Fact: Fluoride in water strengthens teeth
Earlier this month, Kennedy announced his goal of removing fluoride from drinking water.
A naturally occuring mineral, fluoride has a special superpower: It can rebuild teeth. When acid from bacteria eats away at tooth enamel, fluoride can breach the gap and entice other sturdy minerals such as calcium and phosphate to latch on. This process, called remineralization, keeps cavities at bay.
That’s why fluoride has been added to water supplies in the United States since the 1940s – a move described in 1999 by the CDC as one of the 10 great public health achievements of the 20th century.
Kennedy and other fluoride skeptics argue that the mineral damages the growing brains of children. And in high doses, it can. There have been reports of fluoride toxicity from around the world. But as the saying goes, the dose makes the poison. In the United States, the optimal dose of fluoride is set at 0.7 milligrams per liter of water, well below levels that have been linked to harm.
Some communities that have removed fluoride from municipal water supplies have noted a rise in tooth decay. In Canada, children in Calgary, where fluoridation was stopped in 2011, had more decay than neighboring kids in Edmonton, where fluoride stayed in water. Similar trends of more dental decay have turned up in Israel, which stopped fluoridating water in 2014, and in Juneau, Alaska, where fluoridation was stopped in 2007.
Cavities can lead to pain, trouble talking and eating, social and psychological harm. Untreated tooth decay, in kids and adults, can cause death. Fluoridated water is backed by medical organizations including the World Health Organization, the American Academy of Pediatrics and the American Dental Association.
Fact: Microbes in raw milk can make people sick
In an Oct. 25 post on X, Kennedy accused the FDA of “aggressive suppression” of a laundry list of substances, one of which was raw milk.
Raw milk hasn’t been pasteurized, a process that heat-treats food products to kill harmful microbes (SN: 11/18/22). Proponents list a variety of reasons to drink raw milk, including the claim that some bacteria in raw milk could be beneficial for gut health. But those bacteria come from cows or the farm environment, and only microbes that come from people can be an asset to our health.
Pasteurization to kill the bad stuff is key for food safety, according to both the FDA and CDC. People who drink raw milk could be exposed to foodborne bacteria such as E. coli, Salmonella and Listeria, all of which can cause severe illness.
What’s more, genetic traces of bird flu have shown up in milk amid an outbreak in U.S. dairy cows (SN: 4/25/24). While pasteurization kills the virus, it could stick around in raw milk and pose an infection risk.
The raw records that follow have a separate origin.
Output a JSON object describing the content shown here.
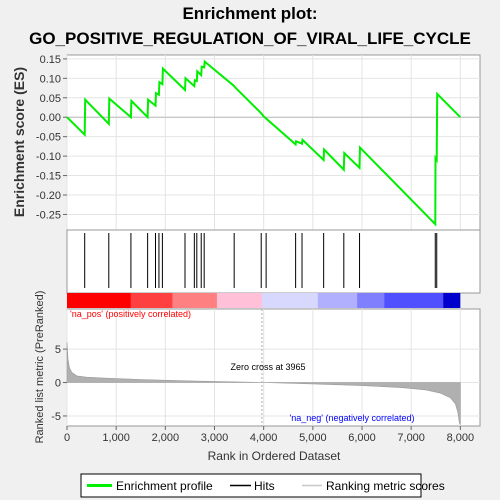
{
  "chart_data": {
    "type": "line",
    "title_line1": "Enrichment plot:",
    "title_line2": "GO_POSITIVE_REGULATION_OF_VIRAL_LIFE_CYCLE",
    "es_panel": {
      "ylabel": "Enrichment score (ES)",
      "ylim": [
        -0.29,
        0.16
      ],
      "yticks": [
        0.15,
        0.1,
        0.05,
        0.0,
        -0.05,
        -0.1,
        -0.15,
        -0.2,
        -0.25
      ],
      "ytick_labels": [
        "0.15",
        "0.10",
        "0.05",
        "0.00",
        "-0.05",
        "-0.10",
        "-0.15",
        "-0.20",
        "-0.25"
      ],
      "series": [
        {
          "name": "Enrichment profile",
          "color": "#00ee00",
          "x": [
            0,
            360,
            370,
            850,
            860,
            1300,
            1310,
            1640,
            1650,
            1800,
            1810,
            1870,
            1880,
            1940,
            1950,
            2400,
            2410,
            2590,
            2600,
            2640,
            2650,
            2730,
            2740,
            2790,
            2800,
            3400,
            3410,
            3950,
            4000,
            4650,
            4660,
            4780,
            4790,
            5220,
            5230,
            5630,
            5640,
            5950,
            5960,
            7490,
            7495,
            7520,
            7530,
            8000
          ],
          "y": [
            0.0,
            -0.045,
            0.045,
            -0.017,
            0.048,
            0.0,
            0.042,
            0.0,
            0.045,
            0.03,
            0.062,
            0.058,
            0.09,
            0.085,
            0.125,
            0.07,
            0.1,
            0.08,
            0.095,
            0.093,
            0.118,
            0.108,
            0.13,
            0.128,
            0.143,
            0.08,
            0.078,
            0.01,
            0.002,
            -0.07,
            -0.062,
            -0.068,
            -0.058,
            -0.11,
            -0.083,
            -0.135,
            -0.092,
            -0.13,
            -0.078,
            -0.275,
            -0.105,
            -0.11,
            0.06,
            0.0
          ]
        }
      ]
    },
    "hits_panel": {
      "label": "Hits",
      "hit_positions": [
        360,
        850,
        1300,
        1640,
        1800,
        1870,
        1940,
        2400,
        2590,
        2640,
        2730,
        2790,
        3400,
        3950,
        4050,
        4650,
        4780,
        5220,
        5630,
        5950,
        7490,
        7520
      ]
    },
    "metric_panel": {
      "ylabel": "Ranked list metric (PreRanked)",
      "ylim": [
        -6.5,
        11
      ],
      "yticks": [
        5,
        0,
        -5
      ],
      "ytick_labels": [
        "5",
        "0",
        "-5"
      ],
      "zero_cross_label": "Zero cross at 3965",
      "zero_cross": 3965,
      "pos_label": "'na_pos' (positively correlated)",
      "neg_label": "'na_neg' (negatively correlated)",
      "pos_color": "#ff0000",
      "neg_color": "#0000ff",
      "profile": {
        "x": [
          0,
          20,
          50,
          100,
          200,
          400,
          800,
          1500,
          2500,
          3965,
          5000,
          6000,
          6800,
          7300,
          7600,
          7800,
          7900,
          7950,
          7980,
          8000
        ],
        "y": [
          6.0,
          3.5,
          2.2,
          1.5,
          1.0,
          0.8,
          0.65,
          0.45,
          0.25,
          0.0,
          -0.2,
          -0.45,
          -0.75,
          -1.1,
          -1.6,
          -2.3,
          -3.2,
          -4.5,
          -6.0,
          -6.3
        ]
      },
      "metric_fill_color": "#b0b0b0"
    },
    "xaxis": {
      "label": "Rank in Ordered Dataset",
      "xlim": [
        0,
        8400
      ],
      "ticks": [
        0,
        1000,
        2000,
        3000,
        4000,
        5000,
        6000,
        7000,
        8000
      ],
      "tick_labels": [
        "0",
        "1,000",
        "2,000",
        "3,000",
        "4,000",
        "5,000",
        "6,000",
        "7,000",
        "8,000"
      ]
    },
    "legend": {
      "placement": "bottom",
      "items": [
        {
          "label": "Enrichment profile",
          "color": "#00ee00",
          "kind": "line-thick"
        },
        {
          "label": "Hits",
          "color": "#000000",
          "kind": "line-thin"
        },
        {
          "label": "Ranking metric scores",
          "color": "#c8c8c8",
          "kind": "line-thin"
        }
      ]
    },
    "heatbar": {
      "segments": [
        {
          "to": 1300,
          "color": "#ff0000"
        },
        {
          "to": 2150,
          "color": "#ff4040"
        },
        {
          "to": 3050,
          "color": "#ff8080"
        },
        {
          "to": 3965,
          "color": "#ffc0d8"
        },
        {
          "to": 5100,
          "color": "#d8d8ff"
        },
        {
          "to": 5900,
          "color": "#b0b0ff"
        },
        {
          "to": 6450,
          "color": "#8080ff"
        },
        {
          "to": 7650,
          "color": "#5050ff"
        },
        {
          "to": 8000,
          "color": "#0000cc"
        }
      ]
    },
    "grid": true
  }
}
Mice that consume virus-spiked milk can get infected with bird flu, for example, suggesting humans might be at risk, too.
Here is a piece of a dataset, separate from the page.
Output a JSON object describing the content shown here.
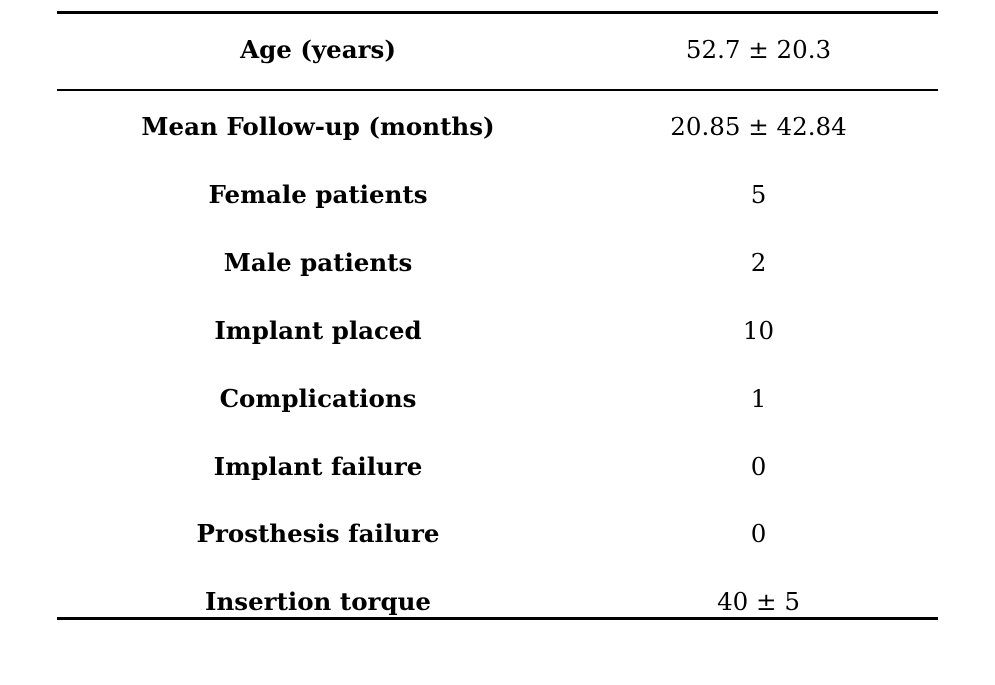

Fact: Hydroxychloroquine and ivermectin don’t treat COVID-19
Hydroxychloroquine and ivermectin, two drugs that gained notoriety during the COVID-19 pandemic, were also listed in Kennedy’s Oct. 25 X post. While early studies done on cells in dishes raised hopes that the treatments might help COVID patients, myriad studies have since shown that hydroxychloroquine, an antimalarial drug, and ivermectin, an antiparasitic, are ineffective against the coronavirus (SN: 8/2/20).
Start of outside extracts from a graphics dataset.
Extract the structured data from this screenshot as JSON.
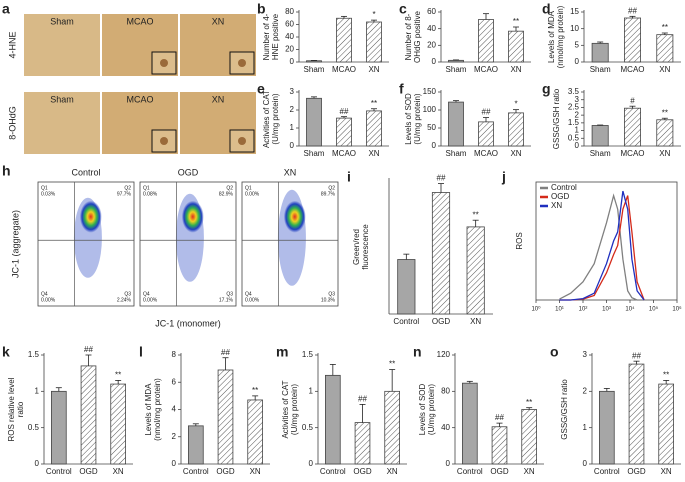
{
  "micrographs": {
    "label": "a",
    "columns": [
      "Sham",
      "MCAO",
      "XN"
    ],
    "rows": [
      "4-HNE",
      "8-OHdG"
    ]
  },
  "flow_cytometry": {
    "label": "h",
    "xlabel": "JC-1 (monomer)",
    "ylabel": "JC-1 (aggregate)",
    "plots": [
      {
        "title": "Control",
        "quadrants": [
          {
            "name": "Q1",
            "value": "0.03%"
          },
          {
            "name": "Q2",
            "value": "97.7%"
          },
          {
            "name": "Q4",
            "value": "0.00%"
          },
          {
            "name": "Q3",
            "value": "2.24%"
          }
        ]
      },
      {
        "title": "OGD",
        "quadrants": [
          {
            "name": "Q1",
            "value": "0.08%"
          },
          {
            "name": "Q2",
            "value": "82.9%"
          },
          {
            "name": "Q4",
            "value": "0.00%"
          },
          {
            "name": "Q3",
            "value": "17.1%"
          }
        ]
      },
      {
        "title": "XN",
        "quadrants": [
          {
            "name": "Q1",
            "value": "0.00%"
          },
          {
            "name": "Q2",
            "value": "89.7%"
          },
          {
            "name": "Q4",
            "value": "0.00%"
          },
          {
            "name": "Q3",
            "value": "10.3%"
          }
        ]
      }
    ]
  },
  "chart_data": [
    {
      "type": "bar",
      "label": "b",
      "ylabel": [
        "Number of 4-",
        "HNE positive"
      ],
      "categories": [
        "Sham",
        "MCAO",
        "XN"
      ],
      "values": [
        2,
        70,
        64
      ],
      "errors": [
        0.5,
        3,
        3
      ],
      "annotations": [
        null,
        null,
        "*"
      ],
      "color": "#a6a6a6",
      "hatched": [
        false,
        true,
        true
      ],
      "ylim": [
        0,
        80
      ],
      "yticks": [
        0,
        20,
        40,
        60,
        80
      ]
    },
    {
      "type": "bar",
      "label": "c",
      "ylabel": [
        "Number of 8-",
        "OHdG positive"
      ],
      "categories": [
        "Sham",
        "MCAO",
        "XN"
      ],
      "values": [
        2,
        51,
        37
      ],
      "errors": [
        0.5,
        7,
        5
      ],
      "annotations": [
        null,
        null,
        "**"
      ],
      "color": "#a6a6a6",
      "hatched": [
        false,
        true,
        true
      ],
      "ylim": [
        0,
        60
      ],
      "yticks": [
        0,
        20,
        40,
        60
      ]
    },
    {
      "type": "bar",
      "label": "d",
      "ylabel": [
        "Levels of MDA",
        "(nmol/mg protein)"
      ],
      "categories": [
        "Sham",
        "MCAO",
        "XN"
      ],
      "values": [
        5.6,
        13.2,
        8.2
      ],
      "errors": [
        0.4,
        0.5,
        0.5
      ],
      "annotations": [
        null,
        "##",
        "**"
      ],
      "color": "#a6a6a6",
      "hatched": [
        false,
        true,
        true
      ],
      "ylim": [
        0,
        15
      ],
      "yticks": [
        0,
        5,
        10,
        15
      ]
    },
    {
      "type": "bar",
      "label": "e",
      "ylabel": [
        "Activities of CAT",
        "(U/mg protein)"
      ],
      "categories": [
        "Sham",
        "MCAO",
        "XN"
      ],
      "values": [
        2.65,
        1.55,
        1.95
      ],
      "errors": [
        0.08,
        0.08,
        0.12
      ],
      "annotations": [
        null,
        "##",
        "**"
      ],
      "color": "#a6a6a6",
      "hatched": [
        false,
        true,
        true
      ],
      "ylim": [
        0,
        3
      ],
      "yticks": [
        0,
        1,
        2,
        3
      ]
    },
    {
      "type": "bar",
      "label": "f",
      "ylabel": [
        "Levels of SOD",
        "(U/mg protein)"
      ],
      "categories": [
        "Sham",
        "MCAO",
        "XN"
      ],
      "values": [
        122,
        67,
        92
      ],
      "errors": [
        4,
        12,
        9
      ],
      "annotations": [
        null,
        "##",
        "*"
      ],
      "color": "#a6a6a6",
      "hatched": [
        false,
        true,
        true
      ],
      "ylim": [
        0,
        150
      ],
      "yticks": [
        0,
        50,
        100,
        150
      ]
    },
    {
      "type": "bar",
      "label": "g",
      "ylabel": [
        "GSSG/GSH ratio"
      ],
      "categories": [
        "Sham",
        "MCAO",
        "XN"
      ],
      "values": [
        1.33,
        2.45,
        1.7
      ],
      "errors": [
        0.03,
        0.13,
        0.1
      ],
      "annotations": [
        null,
        "#",
        "**"
      ],
      "color": "#a6a6a6",
      "hatched": [
        false,
        true,
        true
      ],
      "ylim": [
        0,
        3.5
      ],
      "yticks": [
        0,
        0.5,
        1,
        1.5,
        2,
        2.5,
        3,
        3.5
      ]
    },
    {
      "type": "bar",
      "label": "i",
      "ylabel": [
        "Green/red",
        "fluorescence"
      ],
      "categories": [
        "Control",
        "OGD",
        "XN"
      ],
      "values": [
        1.22,
        2.72,
        1.95
      ],
      "errors": [
        0.12,
        0.2,
        0.15
      ],
      "annotations": [
        null,
        "##",
        "**"
      ],
      "color": "#a6a6a6",
      "hatched": [
        false,
        true,
        true
      ],
      "ylim": [
        0,
        3
      ]
    },
    {
      "type": "line",
      "label": "j",
      "ylabel": "ROS",
      "log_x": true,
      "xlim": [
        1,
        1000000
      ],
      "ylim": [
        0,
        260
      ],
      "xticks": [
        {
          "value": 1,
          "label": "10⁰"
        },
        {
          "value": 10,
          "label": "10¹"
        },
        {
          "value": 100,
          "label": "10²"
        },
        {
          "value": 1000,
          "label": "10³"
        },
        {
          "value": 10000,
          "label": "10⁴"
        },
        {
          "value": 100000,
          "label": "10⁵"
        },
        {
          "value": 1000000,
          "label": "10⁶"
        }
      ],
      "x": [
        10,
        30,
        100,
        300,
        1000,
        2000,
        3000,
        5000,
        8000,
        12000,
        20000,
        40000
      ],
      "series": [
        {
          "name": "Control",
          "color": "#808080",
          "values": [
            2,
            15,
            40,
            80,
            170,
            230,
            200,
            90,
            20,
            5,
            0,
            0
          ]
        },
        {
          "name": "OGD",
          "color": "#d42a1a",
          "values": [
            0,
            0,
            2,
            10,
            60,
            100,
            120,
            200,
            230,
            150,
            40,
            0
          ]
        },
        {
          "name": "XN",
          "color": "#1f2fbf",
          "values": [
            0,
            0,
            3,
            15,
            80,
            130,
            150,
            240,
            200,
            90,
            20,
            0
          ]
        }
      ],
      "legend": "upper-left"
    },
    {
      "type": "bar",
      "label": "k",
      "ylabel": [
        "ROS relative level",
        "ratio"
      ],
      "categories": [
        "Control",
        "OGD",
        "XN"
      ],
      "values": [
        1.0,
        1.35,
        1.1
      ],
      "errors": [
        0.05,
        0.15,
        0.05
      ],
      "annotations": [
        null,
        "##",
        "**"
      ],
      "color": "#a6a6a6",
      "hatched": [
        false,
        true,
        true
      ],
      "ylim": [
        0,
        1.5
      ],
      "yticks": [
        0,
        0.5,
        1,
        1.5
      ]
    },
    {
      "type": "bar",
      "label": "l",
      "ylabel": [
        "Levels of MDA",
        "(nmol/mg protein)"
      ],
      "categories": [
        "Control",
        "OGD",
        "XN"
      ],
      "values": [
        2.8,
        6.9,
        4.7
      ],
      "errors": [
        0.15,
        0.9,
        0.3
      ],
      "annotations": [
        null,
        "##",
        "**"
      ],
      "color": "#a6a6a6",
      "hatched": [
        false,
        true,
        true
      ],
      "ylim": [
        0,
        8
      ],
      "yticks": [
        0,
        2,
        4,
        6,
        8
      ]
    },
    {
      "type": "bar",
      "label": "m",
      "ylabel": [
        "Activities of CAT",
        "(U/mg protein)"
      ],
      "categories": [
        "Control",
        "OGD",
        "XN"
      ],
      "values": [
        1.22,
        0.57,
        1.0
      ],
      "errors": [
        0.15,
        0.25,
        0.3
      ],
      "annotations": [
        null,
        "##",
        "**"
      ],
      "color": "#a6a6a6",
      "hatched": [
        false,
        true,
        true
      ],
      "ylim": [
        0,
        1.5
      ],
      "yticks": [
        0,
        0.5,
        1,
        1.5
      ]
    },
    {
      "type": "bar",
      "label": "n",
      "ylabel": [
        "Levels of SOD",
        "(U/mg protein)"
      ],
      "categories": [
        "Control",
        "OGD",
        "XN"
      ],
      "values": [
        89,
        41,
        60
      ],
      "errors": [
        2,
        4,
        2
      ],
      "annotations": [
        null,
        "##",
        "**"
      ],
      "color": "#a6a6a6",
      "hatched": [
        false,
        true,
        true
      ],
      "ylim": [
        0,
        120
      ],
      "yticks": [
        0,
        40,
        80,
        120
      ]
    },
    {
      "type": "bar",
      "label": "o",
      "ylabel": [
        "GSSG/GSH ratio"
      ],
      "categories": [
        "Control",
        "OGD",
        "XN"
      ],
      "values": [
        2.0,
        2.75,
        2.2
      ],
      "errors": [
        0.08,
        0.08,
        0.1
      ],
      "annotations": [
        null,
        "##",
        "**"
      ],
      "color": "#a6a6a6",
      "hatched": [
        false,
        true,
        true
      ],
      "ylim": [
        0,
        3
      ],
      "yticks": [
        0,
        1,
        2,
        3
      ]
    }
  ]
}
Despite the immense evidence against the drugs’ use for COVID, some people, including Kennedy, continue to falsely claim that they could have saved lives during the pandemic. In a July 2023 interview with Fox News, Kennedy said that fewer people would have died if hydroxychloroquine and ivermectin had been available to treat COVID. The FDA had authorized hydroxychloroquine for emergency use in the pandemic’s early days. But the agency pulled that authorization because studies showed it was no better than a placebo at preventing or dampening the disease (SN: 6/15/20).